Back off. Your reporting is a menace to public health.
That is the general thrust of the message to the Herald Sun newspaper from UnitingCare ReGen CEO Laurence Alvis, following alarmist coverage of Victorian Government plans to introduce needle and syringe vending machines in Melbourne.
In the article below, Alvis calls on the Herald Sun to drop its apparent crusade against evidence-based drug policy, and to start showing some respect for people directly affected by dependent drug use and the services who work with them.
Calling an end to misinformation, hysteria and vilification
Laurence Alvis writes:
For two days now, through inflammatory and inaccurate reporting on Victorian Government plans to introduce needle and syringe vending machines in several locations across Melbourne, the Herald Sun has made a concerted effort to misrepresent the risks associated with injecting drug use, prioritise opinion over established research evidence, and rubbish harm reduction interventions that have consistently been demonstrated to bring substantial benefits to individuals and the wider community.
Misinforming the public and undermining the work of those committed to improving public health should not be the work of a major newspaper. Vilification is not an effective base for the discussion of important community issues.
This needs to stop.
As has already been pointed out by other leading alcohol and other drug organisations in response to the Herald Sun coverage, needle and syringe vending machines have already been operating (without significant controversy) in Australia since 1992.
This is not some radical policy experiment, but a well-established, evidence-based, pragmatic response to the reality of public injecting outside of regular business hours. We commend Minister Wooldridge for sticking to the evidence in supporting this initiative.
In spite of established evidence that the operation of needle and syringe vending machines does not significantly increase the incidence of public injecting, incorrect disposal of injecting equipment, or related overdoses in surrounding areas, these issues are typically cited by opponents.
The concept of the ‘honeypot effect’ has been systematically discredited by over ten years’ research on the impact of Sydney’s Medically Supervised Injecting Centre, yet is one that has ready appeal for those wishing to promote fear within a community.
While it is important to understand the risks associated with incorrect disposal of injecting equipment, it is also important keep them in perspective and stick to the evidence.
It is natural for people to fear the possible consequences of needlestick injuries (particularly given media coverage such as that described above) the actual risks to people’s health are relatively low.

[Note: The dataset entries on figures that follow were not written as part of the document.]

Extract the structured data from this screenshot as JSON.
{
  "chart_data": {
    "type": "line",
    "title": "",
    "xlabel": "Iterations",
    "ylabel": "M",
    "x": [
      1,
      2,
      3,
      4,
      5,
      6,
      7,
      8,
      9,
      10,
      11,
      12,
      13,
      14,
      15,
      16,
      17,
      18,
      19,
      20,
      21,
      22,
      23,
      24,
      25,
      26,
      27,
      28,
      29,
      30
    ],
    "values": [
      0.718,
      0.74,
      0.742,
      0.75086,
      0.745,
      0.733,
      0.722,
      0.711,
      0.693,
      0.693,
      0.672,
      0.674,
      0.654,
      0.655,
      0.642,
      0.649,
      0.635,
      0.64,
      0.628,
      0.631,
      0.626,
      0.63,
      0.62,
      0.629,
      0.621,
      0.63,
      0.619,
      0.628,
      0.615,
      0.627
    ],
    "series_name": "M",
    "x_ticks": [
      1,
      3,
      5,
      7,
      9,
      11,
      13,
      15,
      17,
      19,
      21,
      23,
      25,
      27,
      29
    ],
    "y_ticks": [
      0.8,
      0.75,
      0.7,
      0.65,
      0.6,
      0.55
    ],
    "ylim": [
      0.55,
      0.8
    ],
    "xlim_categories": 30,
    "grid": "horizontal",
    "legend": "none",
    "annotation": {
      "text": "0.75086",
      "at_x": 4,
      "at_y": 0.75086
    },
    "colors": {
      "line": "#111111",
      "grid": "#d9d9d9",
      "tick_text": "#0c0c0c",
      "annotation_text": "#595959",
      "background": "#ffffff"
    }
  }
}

Any needlestick injury should be taken seriously and receive medical treatment, but should not be a cause for panic. As with any puncture wound there is a low level risk of tetanus, but the greatest risk is developing a bacterial infection at the site of the wound.
A fact often overlooked is that, to date, there has not been a single recorded case in Australia of blood-borne virus transmission following a needlestick injury in a public place. This is in spite of the fact that over 30 million needles and syringes are distributed each year to members of the public through Australia’s Needle and Syringe Programs.
We need a rational debate on issues related to public injecting.
This is an issue that affects communities, not only individuals. It is requires serious discussion of the impacts (and possible solutions) for all community members, not the demonisation of individuals or groups through deliberately inflammatory rhetoric.
The stigmatisation of people who inject drugs in our community only drives this behaviour further underground, increasing the likelihood of inappropriately discarded injecting equipment as people seek to evade detection.
There are many risks associated with public injecting, including for the people directly involved. Needle and syringe vending machines are one of many possible interventions as part of a comprehensive response.
It is interesting to note that, amidst all the hysteria of the recent coverage, there has been no mention of the one policy option that has been consistently demonstrated to address the concerns of community members, people who inject drugs and the services who work with them. A Medically Supervised Injecting Centre (MSIC) would have a significant impact on the incidence of public injecting in Yarra.
Although the Victorian Government does not support the introduction of a MSIC in Melbourne, it is a further policy option that could be reconsidered as part of the Government’s ongoing work to improve the delivery and effectiveness of alcohol and other drug treatment services in Victoria.
We also recommend that the Herald Sun take a more responsible approach to its presentation of issues relating to the impacts of alcohol and other drug use on individuals, families and the wider Victorian community.
ReGen’s position statement (and supporting evidence) on the Melbourne MSIC proposal are available on the agency’s website.
• UnitingCare ReGen is the lead alcohol and other drugs treatment and education agency of UnitingCare Victoria & Tasmania. We have been promoting health and reducing alcohol and other drug related harm since 1970. We support social justice and sustainable change at an individual, community and systemic level.